Mark Allen Neil photo

Mark Allen

An online résumé, blog, biography and digital sandbox


Ubuntu Woes

Posted 2010-03-20 in Technology

In the last few months, I’ve updated Ubuntu a few times… always at the prompting of the Update Manager. Every time I’m left with a system which won’t boot… as Ubuntu 9.10 installs a beta version of GRUB2 which screws up my system every time I update. So today I’m working and the Update Manager is saying I should update… but first I’m going to post my “get well” information here in an article to minimize my downtime.
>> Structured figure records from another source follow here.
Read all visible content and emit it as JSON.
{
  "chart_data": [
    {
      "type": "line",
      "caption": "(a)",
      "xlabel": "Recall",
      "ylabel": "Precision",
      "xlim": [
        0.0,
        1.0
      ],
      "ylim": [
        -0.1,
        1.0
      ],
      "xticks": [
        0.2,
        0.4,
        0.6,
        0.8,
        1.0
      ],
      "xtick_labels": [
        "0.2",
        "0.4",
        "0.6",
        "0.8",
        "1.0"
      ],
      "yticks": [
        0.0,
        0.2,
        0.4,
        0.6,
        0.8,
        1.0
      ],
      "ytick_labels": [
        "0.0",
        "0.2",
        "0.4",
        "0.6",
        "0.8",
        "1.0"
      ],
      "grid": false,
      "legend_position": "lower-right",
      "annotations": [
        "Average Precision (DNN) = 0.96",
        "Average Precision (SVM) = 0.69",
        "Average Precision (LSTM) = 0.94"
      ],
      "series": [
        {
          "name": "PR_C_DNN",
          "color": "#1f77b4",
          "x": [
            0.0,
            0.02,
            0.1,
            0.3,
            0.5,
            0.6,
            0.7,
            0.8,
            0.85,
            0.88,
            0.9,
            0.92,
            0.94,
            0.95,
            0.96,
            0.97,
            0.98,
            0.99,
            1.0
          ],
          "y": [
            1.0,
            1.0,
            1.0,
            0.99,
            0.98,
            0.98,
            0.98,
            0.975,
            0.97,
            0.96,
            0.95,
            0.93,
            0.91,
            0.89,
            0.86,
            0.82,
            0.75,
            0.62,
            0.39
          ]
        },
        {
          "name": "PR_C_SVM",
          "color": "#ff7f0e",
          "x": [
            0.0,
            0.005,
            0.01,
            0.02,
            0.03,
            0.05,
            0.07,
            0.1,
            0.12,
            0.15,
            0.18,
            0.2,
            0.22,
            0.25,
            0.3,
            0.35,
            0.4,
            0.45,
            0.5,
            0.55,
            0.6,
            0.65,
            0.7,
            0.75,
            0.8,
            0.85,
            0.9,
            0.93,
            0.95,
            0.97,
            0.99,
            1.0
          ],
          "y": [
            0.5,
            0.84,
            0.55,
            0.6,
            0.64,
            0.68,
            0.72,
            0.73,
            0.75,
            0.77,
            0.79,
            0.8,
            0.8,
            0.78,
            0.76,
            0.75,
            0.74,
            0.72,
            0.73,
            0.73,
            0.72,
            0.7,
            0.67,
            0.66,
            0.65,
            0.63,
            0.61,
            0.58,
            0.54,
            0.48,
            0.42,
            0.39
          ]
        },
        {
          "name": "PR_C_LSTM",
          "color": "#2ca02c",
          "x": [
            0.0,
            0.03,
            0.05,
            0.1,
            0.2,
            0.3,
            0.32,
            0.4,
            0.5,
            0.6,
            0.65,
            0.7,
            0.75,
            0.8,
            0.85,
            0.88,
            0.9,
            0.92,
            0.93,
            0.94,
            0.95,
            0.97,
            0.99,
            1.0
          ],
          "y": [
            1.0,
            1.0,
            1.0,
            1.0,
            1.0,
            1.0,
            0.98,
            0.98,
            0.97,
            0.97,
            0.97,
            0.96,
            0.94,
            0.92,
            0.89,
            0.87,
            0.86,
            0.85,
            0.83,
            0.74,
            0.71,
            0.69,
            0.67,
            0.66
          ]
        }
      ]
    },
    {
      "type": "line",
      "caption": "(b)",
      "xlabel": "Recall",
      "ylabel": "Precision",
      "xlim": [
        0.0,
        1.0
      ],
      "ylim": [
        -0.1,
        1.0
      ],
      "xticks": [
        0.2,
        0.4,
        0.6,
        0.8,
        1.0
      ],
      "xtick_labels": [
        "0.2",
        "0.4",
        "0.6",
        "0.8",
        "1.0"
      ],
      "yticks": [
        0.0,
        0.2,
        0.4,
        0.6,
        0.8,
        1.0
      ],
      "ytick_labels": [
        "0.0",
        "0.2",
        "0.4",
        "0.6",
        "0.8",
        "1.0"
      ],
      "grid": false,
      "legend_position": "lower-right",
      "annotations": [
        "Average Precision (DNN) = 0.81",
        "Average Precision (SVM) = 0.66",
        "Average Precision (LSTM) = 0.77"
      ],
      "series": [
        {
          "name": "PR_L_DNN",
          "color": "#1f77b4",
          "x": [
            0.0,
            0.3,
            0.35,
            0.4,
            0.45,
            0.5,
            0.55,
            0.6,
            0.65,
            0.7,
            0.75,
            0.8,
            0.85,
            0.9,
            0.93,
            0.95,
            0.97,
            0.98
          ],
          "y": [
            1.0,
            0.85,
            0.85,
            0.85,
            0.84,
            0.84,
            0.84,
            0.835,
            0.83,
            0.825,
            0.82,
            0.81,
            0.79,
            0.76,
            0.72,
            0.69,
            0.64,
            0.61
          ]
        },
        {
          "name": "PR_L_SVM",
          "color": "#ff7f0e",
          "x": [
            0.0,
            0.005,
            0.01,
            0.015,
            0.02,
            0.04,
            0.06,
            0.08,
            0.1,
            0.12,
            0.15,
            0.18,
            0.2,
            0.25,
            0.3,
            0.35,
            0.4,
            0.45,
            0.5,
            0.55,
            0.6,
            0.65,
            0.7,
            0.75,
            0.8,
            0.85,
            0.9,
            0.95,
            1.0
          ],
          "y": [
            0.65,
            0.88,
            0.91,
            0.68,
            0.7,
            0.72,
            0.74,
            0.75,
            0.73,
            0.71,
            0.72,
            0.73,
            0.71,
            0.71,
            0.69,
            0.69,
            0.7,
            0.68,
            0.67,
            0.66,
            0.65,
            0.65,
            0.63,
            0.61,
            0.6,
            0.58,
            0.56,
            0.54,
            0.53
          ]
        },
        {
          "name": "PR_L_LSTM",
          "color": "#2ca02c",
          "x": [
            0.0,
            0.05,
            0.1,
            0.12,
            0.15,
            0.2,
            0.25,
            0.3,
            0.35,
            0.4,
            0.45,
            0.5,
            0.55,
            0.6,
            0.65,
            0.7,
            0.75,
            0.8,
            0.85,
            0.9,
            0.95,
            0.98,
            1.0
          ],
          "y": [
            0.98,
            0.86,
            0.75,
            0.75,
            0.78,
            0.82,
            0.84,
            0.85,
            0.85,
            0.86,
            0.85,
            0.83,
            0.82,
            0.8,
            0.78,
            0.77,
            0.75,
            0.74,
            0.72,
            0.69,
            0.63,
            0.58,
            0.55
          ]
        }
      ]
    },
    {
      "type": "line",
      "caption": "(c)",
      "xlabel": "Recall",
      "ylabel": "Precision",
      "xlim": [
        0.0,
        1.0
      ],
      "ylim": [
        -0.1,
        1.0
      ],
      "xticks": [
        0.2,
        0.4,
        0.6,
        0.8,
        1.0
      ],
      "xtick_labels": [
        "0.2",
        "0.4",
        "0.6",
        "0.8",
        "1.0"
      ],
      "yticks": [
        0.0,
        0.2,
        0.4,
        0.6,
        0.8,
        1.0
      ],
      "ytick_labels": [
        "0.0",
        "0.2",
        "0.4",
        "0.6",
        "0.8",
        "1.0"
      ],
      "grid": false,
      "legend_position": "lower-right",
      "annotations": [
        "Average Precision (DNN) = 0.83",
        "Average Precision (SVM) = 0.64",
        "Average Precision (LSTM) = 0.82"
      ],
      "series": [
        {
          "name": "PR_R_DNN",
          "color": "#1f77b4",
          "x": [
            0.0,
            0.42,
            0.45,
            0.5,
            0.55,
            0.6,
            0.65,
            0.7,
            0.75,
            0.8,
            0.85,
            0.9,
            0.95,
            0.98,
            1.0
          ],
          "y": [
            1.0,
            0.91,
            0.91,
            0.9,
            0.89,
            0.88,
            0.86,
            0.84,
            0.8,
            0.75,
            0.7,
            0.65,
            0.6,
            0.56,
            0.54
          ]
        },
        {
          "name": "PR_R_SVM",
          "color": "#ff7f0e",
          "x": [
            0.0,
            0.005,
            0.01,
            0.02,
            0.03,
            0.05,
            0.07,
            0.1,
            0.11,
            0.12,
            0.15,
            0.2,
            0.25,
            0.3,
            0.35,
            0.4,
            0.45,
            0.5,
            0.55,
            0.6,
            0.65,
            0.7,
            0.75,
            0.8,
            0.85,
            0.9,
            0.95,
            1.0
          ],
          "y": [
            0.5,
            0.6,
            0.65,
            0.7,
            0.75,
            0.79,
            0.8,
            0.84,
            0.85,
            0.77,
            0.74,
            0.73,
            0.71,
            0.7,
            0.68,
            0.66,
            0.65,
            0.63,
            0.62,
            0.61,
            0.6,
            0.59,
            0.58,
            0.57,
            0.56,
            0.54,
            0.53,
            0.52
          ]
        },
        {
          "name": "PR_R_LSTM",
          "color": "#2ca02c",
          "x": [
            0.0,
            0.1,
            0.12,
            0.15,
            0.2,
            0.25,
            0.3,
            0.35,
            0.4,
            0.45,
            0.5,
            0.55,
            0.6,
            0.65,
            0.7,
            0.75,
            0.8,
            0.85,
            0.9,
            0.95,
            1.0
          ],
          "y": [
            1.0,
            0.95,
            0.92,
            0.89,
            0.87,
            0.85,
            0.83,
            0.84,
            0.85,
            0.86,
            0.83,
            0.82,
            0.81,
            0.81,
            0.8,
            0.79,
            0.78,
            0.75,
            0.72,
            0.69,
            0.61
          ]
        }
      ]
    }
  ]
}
So what happens when I update Ubuntu? Somehow the GRUB2 boot information gets corrupted… and ends up deciding I boot from sdg1 instead of sdc1. The first time this happened, I posted my situation at the Ubuntu “Installation and Upgrade” forum and with the help of a kind soul named Kirby was able to resolve the boot issue. If at all interested in the entire thread, check out this link.

As this entry is as much a “cheat sheet” for my reference for the next time (i.e. in a few minutes when I let Ubuntu update itself), I’m just going to dive into the procedure.

  1. When booting Ubuntu (in my case, F12 and then boot from USB), instead of hitting enter to boot the topmost entry, type “E” to edit the entry.
  2. Arrow down to the line which has sdg1 and change it to sdc1. A bit of a pain as the edit cursor is invisible (really user friendly!). Hit Enter to reboot.
  3. When booted, bring up a terminal and enter the following commands:
sudo grub-mkdevicemap
sudo grub-mkconfig -o /boot/grub/grub.cfg

Ubuntu should now boot correctly. When I edit the entries in the GRUB boot screen, I see a few differences…

One, there is a “set root=(hd2, 1)” command… this is new (and correct). Two, instead of “/dev/sdg1” as the boot partition… there is now a long command employing a UUID… “root=UUID=xxxx…xxxx”. The UUID is obviously an indirection… but whatever, it works now.

And that’s it. Not a very interesting article, but this will come in handy every week or two. Wish someone would fix Ubuntu.

[EDIT] Well, I rebooted and Ubuntu didn’t screw me this time. Looks like if there are no kernel nor GRUB2 updates, I’m safe. Still, glad I’ve got this article as reference.